TCU Counseling and Mental Health Center psychologist Amanda Swartz said the same thing: The transition period that college brings can often be a catalyst for something like an eating disorder to arise.

“One of the biggest things about college is what we know is that transitions are really hard for people,” Swartz said. “It’s often the first time people live away from home, the first time someone’s been in charge of all their food and the first time someone may have been in charge of their entire life.”

That pressure of being completely self-sufficient can be a huge stressor to some students, Swartz added.

“That can be sometimes a trigger for anxiety or depression or homesickness or an eating disorder if that is how it plays out.”

Dillon said she has worked closely with TCU students over the years and said some aspects of the school may contribute to eating disorder development.

“People are well-dressed, attractive, the typical look. And not that it’s bad, but if someone doesn’t fit that stereotype, it can be challenging if they didn’t have body image issues before,” she said, quoting what some of her TCU patients have told her.

What many people may not know is just how many people suffer from eating disorders in college.

According to the Multi-Service Eating Disorders Association:



Alongside the more commonly-known disorders of anorexia and bulimia, binge eating disorder can also be brought on specifically in someone’s first year of college.

“The average age of onset is age 18,” Dillon said. “The rate of women to men is 3 to 2.”

She attributed binge eating disorder in college students to transition and life change as well.

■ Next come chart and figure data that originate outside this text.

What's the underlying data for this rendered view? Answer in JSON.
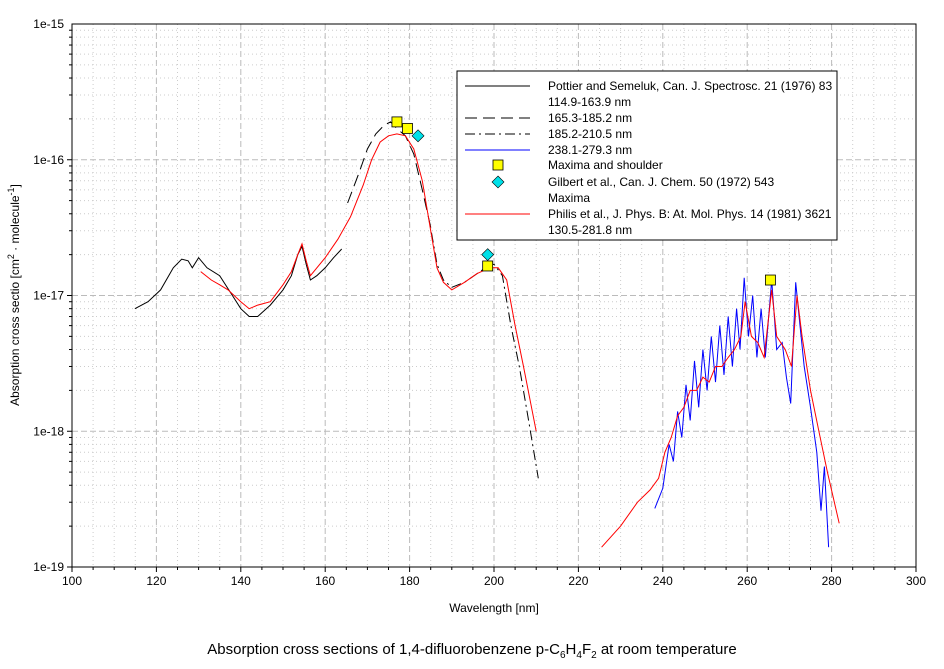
{
  "chart_data": {
    "type": "line",
    "caption": {
      "pre": "Absorption cross sections of 1,4-difluorobenzene p-C",
      "s1": "6",
      "m1": "H",
      "s2": "4",
      "m2": "F",
      "s3": "2",
      "post": " at room temperature"
    },
    "xlabel": "Wavelength [nm]",
    "ylabel": {
      "main": "Absorption cross sectio [cm",
      "sup1": "2",
      "mid": " · molecule",
      "sup2": "-1",
      "end": "]"
    },
    "xlim": [
      100,
      300
    ],
    "ylim": [
      1e-19,
      1e-15
    ],
    "yscale": "log",
    "grid": true,
    "legend_placement": "top-right",
    "x_ticks": [
      "100",
      "120",
      "140",
      "160",
      "180",
      "200",
      "220",
      "240",
      "260",
      "280",
      "300"
    ],
    "y_ticks": [
      "1e-19",
      "1e-18",
      "1e-17",
      "1e-16",
      "1e-15"
    ],
    "series": [
      {
        "name": "Pottier and Semeluk, Can. J. Spectrosc. 21 (1976) 83",
        "name2": "114.9-163.9 nm",
        "style": "solid",
        "color": "#000000",
        "points": [
          [
            114.9,
            8e-18
          ],
          [
            118,
            9e-18
          ],
          [
            121,
            1.1e-17
          ],
          [
            124,
            1.6e-17
          ],
          [
            126,
            1.85e-17
          ],
          [
            127.5,
            1.8e-17
          ],
          [
            128.5,
            1.6e-17
          ],
          [
            130,
            1.9e-17
          ],
          [
            132,
            1.6e-17
          ],
          [
            135,
            1.4e-17
          ],
          [
            138,
            1e-17
          ],
          [
            140,
            8e-18
          ],
          [
            142,
            7e-18
          ],
          [
            144,
            7e-18
          ],
          [
            147,
            8.5e-18
          ],
          [
            150,
            1.1e-17
          ],
          [
            152,
            1.4e-17
          ],
          [
            153.5,
            2e-17
          ],
          [
            154.5,
            2.3e-17
          ],
          [
            155.5,
            1.7e-17
          ],
          [
            156.5,
            1.3e-17
          ],
          [
            158,
            1.4e-17
          ],
          [
            160,
            1.6e-17
          ],
          [
            162,
            1.9e-17
          ],
          [
            163.9,
            2.2e-17
          ]
        ]
      },
      {
        "name": "165.3-185.2 nm",
        "style": "dashed",
        "color": "#000000",
        "points": [
          [
            165.3,
            4.8e-17
          ],
          [
            168,
            8e-17
          ],
          [
            170,
            1.2e-16
          ],
          [
            172,
            1.55e-16
          ],
          [
            174,
            1.8e-16
          ],
          [
            175.5,
            1.9e-16
          ],
          [
            177,
            1.7e-16
          ],
          [
            179,
            1.5e-16
          ],
          [
            181,
            1.1e-16
          ],
          [
            183,
            6e-17
          ],
          [
            185.2,
            3e-17
          ]
        ]
      },
      {
        "name": "185.2-210.5 nm",
        "style": "dashdot",
        "color": "#000000",
        "points": [
          [
            185.2,
            2.9e-17
          ],
          [
            186.5,
            1.7e-17
          ],
          [
            188,
            1.3e-17
          ],
          [
            190,
            1.15e-17
          ],
          [
            193,
            1.25e-17
          ],
          [
            196,
            1.45e-17
          ],
          [
            198,
            1.6e-17
          ],
          [
            200,
            1.7e-17
          ],
          [
            202,
            1.4e-17
          ],
          [
            204,
            6e-18
          ],
          [
            206,
            3e-18
          ],
          [
            208,
            1.3e-18
          ],
          [
            210.5,
            4.5e-19
          ]
        ]
      },
      {
        "name": "238.1-279.3 nm",
        "style": "solid",
        "color": "#0000ff",
        "points": [
          [
            238.1,
            2.7e-19
          ],
          [
            240,
            3.8e-19
          ],
          [
            241.5,
            8e-19
          ],
          [
            242.5,
            6e-19
          ],
          [
            243.5,
            1.4e-18
          ],
          [
            244.5,
            9e-19
          ],
          [
            245.5,
            2.2e-18
          ],
          [
            246.5,
            1.2e-18
          ],
          [
            247.5,
            3.3e-18
          ],
          [
            248.5,
            1.5e-18
          ],
          [
            249.5,
            4e-18
          ],
          [
            250.5,
            2e-18
          ],
          [
            251.5,
            5e-18
          ],
          [
            252.5,
            2.3e-18
          ],
          [
            253.5,
            6e-18
          ],
          [
            254.5,
            2.6e-18
          ],
          [
            255.5,
            7e-18
          ],
          [
            256.5,
            3e-18
          ],
          [
            257.5,
            8e-18
          ],
          [
            258.3,
            4e-18
          ],
          [
            259.3,
            1.35e-17
          ],
          [
            260.3,
            5e-18
          ],
          [
            261.3,
            1e-17
          ],
          [
            262.3,
            3.5e-18
          ],
          [
            263.3,
            8e-18
          ],
          [
            264.3,
            3.5e-18
          ],
          [
            265.8,
            1.3e-17
          ],
          [
            267,
            4e-18
          ],
          [
            268.3,
            4.5e-18
          ],
          [
            269.3,
            2.5e-18
          ],
          [
            270.3,
            1.6e-18
          ],
          [
            271.5,
            1.25e-17
          ],
          [
            272.5,
            6e-18
          ],
          [
            273.5,
            3e-18
          ],
          [
            275,
            1.5e-18
          ],
          [
            276.5,
            7e-19
          ],
          [
            277.5,
            2.6e-19
          ],
          [
            278.3,
            5.5e-19
          ],
          [
            279.3,
            1.4e-19
          ]
        ]
      },
      {
        "name": "Philis et al., J. Phys. B: At. Mol. Phys. 14 (1981) 3621",
        "name2": "130.5-281.8 nm",
        "style": "solid",
        "color": "#ff0000",
        "points": [
          [
            130.5,
            1.5e-17
          ],
          [
            133,
            1.3e-17
          ],
          [
            135,
            1.2e-17
          ],
          [
            137,
            1.1e-17
          ],
          [
            140,
            9e-18
          ],
          [
            142,
            8e-18
          ],
          [
            144,
            8.5e-18
          ],
          [
            147,
            9e-18
          ],
          [
            150,
            1.2e-17
          ],
          [
            152,
            1.5e-17
          ],
          [
            153.5,
            2e-17
          ],
          [
            154.5,
            2.4e-17
          ],
          [
            155.5,
            1.8e-17
          ],
          [
            156.5,
            1.4e-17
          ],
          [
            160,
            1.9e-17
          ],
          [
            163,
            2.6e-17
          ],
          [
            166,
            3.8e-17
          ],
          [
            169,
            6.5e-17
          ],
          [
            171,
            1e-16
          ],
          [
            173,
            1.35e-16
          ],
          [
            175,
            1.5e-16
          ],
          [
            177,
            1.55e-16
          ],
          [
            179,
            1.5e-16
          ],
          [
            181,
            1.2e-16
          ],
          [
            183,
            7e-17
          ],
          [
            185,
            3e-17
          ],
          [
            186.5,
            1.6e-17
          ],
          [
            188,
            1.25e-17
          ],
          [
            190,
            1.1e-17
          ],
          [
            193,
            1.25e-17
          ],
          [
            196,
            1.45e-17
          ],
          [
            199,
            1.6e-17
          ],
          [
            201,
            1.6e-17
          ],
          [
            203,
            1.3e-17
          ],
          [
            205,
            6e-18
          ],
          [
            207,
            3e-18
          ],
          [
            210,
            1e-18
          ],
          [
            null,
            null
          ],
          [
            225.5,
            1.4e-19
          ],
          [
            230,
            2e-19
          ],
          [
            234,
            3e-19
          ],
          [
            237,
            3.7e-19
          ],
          [
            239,
            4.5e-19
          ],
          [
            240.5,
            7e-19
          ],
          [
            242,
            9e-19
          ],
          [
            243.5,
            1.3e-18
          ],
          [
            245,
            1.5e-18
          ],
          [
            246.5,
            2e-18
          ],
          [
            248,
            2e-18
          ],
          [
            249.5,
            2.5e-18
          ],
          [
            251,
            2.3e-18
          ],
          [
            252.5,
            3e-18
          ],
          [
            254,
            3e-18
          ],
          [
            255.5,
            3.5e-18
          ],
          [
            257,
            4e-18
          ],
          [
            258.5,
            5e-18
          ],
          [
            259.5,
            9e-18
          ],
          [
            261,
            5e-18
          ],
          [
            262.5,
            4.5e-18
          ],
          [
            264,
            3.5e-18
          ],
          [
            265.8,
            1.1e-17
          ],
          [
            267,
            5e-18
          ],
          [
            269,
            4e-18
          ],
          [
            270.5,
            3e-18
          ],
          [
            271.8,
            1e-17
          ],
          [
            273,
            5e-18
          ],
          [
            275,
            2e-18
          ],
          [
            277,
            1e-18
          ],
          [
            279,
            5e-19
          ],
          [
            281.8,
            2.1e-19
          ]
        ]
      }
    ],
    "markers": [
      {
        "name": "Maxima and shoulder",
        "shape": "square",
        "color": "#ffff00",
        "points": [
          [
            177,
            1.9e-16
          ],
          [
            179.5,
            1.7e-16
          ],
          [
            198.5,
            1.65e-17
          ],
          [
            265.5,
            1.3e-17
          ]
        ]
      },
      {
        "name": "Gilbert et al., Can. J. Chem. 50 (1972) 543",
        "name2": "Maxima",
        "shape": "diamond",
        "color": "#00e0e8",
        "points": [
          [
            182,
            1.5e-16
          ],
          [
            198.5,
            2e-17
          ]
        ]
      }
    ]
  }
}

Despite the notion that eating disorders are all about unhealthy relationships with food, Swartz said they are just a way of managing something deeper.

“Eating disorders are not about food,” she said. “They’re about emotions and a way to manage those emotions. Are they managing anxiety or feeling lonely from depression?”

“Feeling insecure and out of place is part of it,” Dillon added. “Inherently, college campuses are all about comparison and trying to find your place and identity.”

Swartz said this for those concerned about helping a friend or confronting someone who may be struggling:

“I always want to say: remember it’s not about food. If you have a friend you’re concerned about, make sure you’re connecting with them as a person, and not just focusing on what they eat for dinner. This is a whole person with a whole life that’s struggling with one part.”

Anyone who is struggling or has a friend with a possible eating disorder can visit the TCU Counseling Center, located underneath Samuelson Hall, as well as Campus Life or the TCU Recreation Center.